Le selfie ambigu

Bonnard au XXIeme siècle

Bonnard au XXIeme siècle

Après les visites du musée d’Orsay et du musée de l’orangerie, j’ai voulu explorer de nouveau coloris, les associer à une scène intimiste comme certains tableaux de Bonnard, m’inspirer de son chromatisme, m’affranchir de la réalité et exprimer l’espace par la seule juxtaposition des tons. Je décidais donc de réaliser un nu mais je voulais donner une touche contemporaine à ma création en utilisant ce qui est sans doute la pratique photographique la plus représentative de l’expression visuelle contemporaine: Le selfie. L’idée me vint en pensant à un film.

Avant leur départ en excursion, Thelma et Louise, dans le film éponyme de Ridley Scott (1991), partagent une pratique que personne n’appelle encore selfie.

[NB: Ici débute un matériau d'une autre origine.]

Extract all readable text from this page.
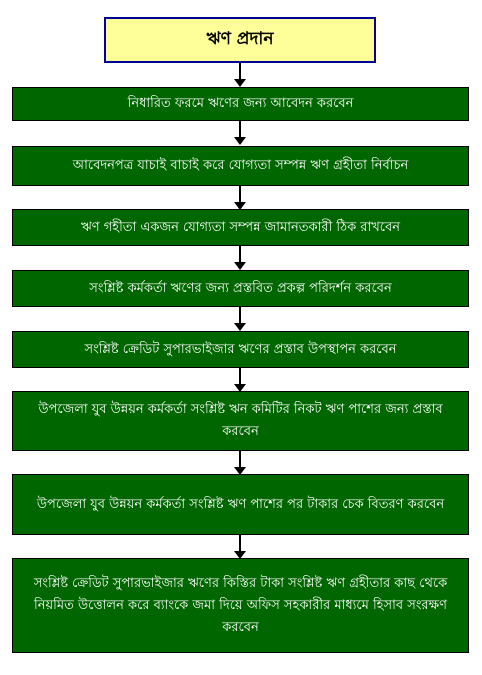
ঋণ প্রদান
নিধারিত ফরমে ঋণের জন্য আবেদন করবেন
আবেদনপত্র যাচাই বাচাই করে যোগ্যতা সম্পন্ন ঋণ গ্রহীতা নির্বাচন
ঋণ গহীতা একজন যোগ্যতা সম্পন্ন জামানতকারী ঠিক রাখবেন
সংশ্লিষ্ট কর্মকর্তা ঋণের জন্য প্রস্তবিত প্রকল্প পরিদর্শন করবেন
সংশ্লিষ্ট ক্রেডিট সুপারভাইজার ঋণের প্রস্তাব উপস্থাপন করবেন
উপজেলা যুব উন্নয়ন কর্মকর্তা সংশ্লিষ্ট ঋন কমিটির নিকট ঋণ পাশের জন্য প্রস্তাব করবেন
উপজেলা যুব উন্নয়ন কর্মকর্তা সংশ্লিষ্ট ঋণ পাশের পর টাকার চেক বিতরণ করবেন
সংশ্লিষ্ট ক্রেডিট সুপারভাইজার ঋণের কিস্তির টাকা সংশ্লিষ্ট ঋণ গ্রহীতার কাছ থেকে নিয়মিত উত্তোলন করে ব্যাংকে জমা দিয়ে অফিস সহকারীর মাধ্যমে হিসাব সংরক্ষণ করবেন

Louise (Susan Sarandon), se saisit du Polaroid, le porte à bout de bras et se colle à sa camarade Thelma (Geena Davis), qui prend immédiatement la pose.. Cet intermède, parfaitement reconstitué par l’équipe du film, semble indiquer que le geste de l’autophotographie en situation est déjà commun. Son intervention au début du road movie peut être interprétée à la fois comme un symbole de l’union du couple et comme la marque de l’indépendance des deux femmes, qu’aucun homme ne prend en photo à leur place. Dans une œuvre qui fera date pour son féminisme, le polaroid inaugural fonctionne comme un signal joyeux de la reconquête de l’autonomie. Cette image se distingue d’emblée de l’autoportrait classique, traditionnellement voué à la figuration intemporelle d’une personne seule, et de sa dimension narcissique. Autant que par la présence des protagonistes de l’action, le genre est identifiable par l’autoproduction de l’image, mais aussi par sa dimension fortement située. Ce que Thelma et Louise immortalisent, c’est le portrait d’un moment et d’une expérience, l’instant du début du voyage qui les réunit, dans une photo qui porte leur signature visuelle. Un dernier plan montrera l’envol du polaroid, juste avant que la voiture des deux femmes ne plonge dans le ravin.

le premier selfie?

Geena Davis et Susan Sarandon

Ma création veut rompre avec le selfie «de situation» formalisant le désir de se situer en un lieu pour au contraire ne rien en montrer mais suggérer un instant , une émotion, un état d’esprit, des sensations à un moment donné. Créer un selfie ambigu dont on ne sait si s’en est vraiment un par la présence invisible vers laquelle se projette le bras gauche de la femme. Appareil photo, téléphone ou un personnage hors cadre?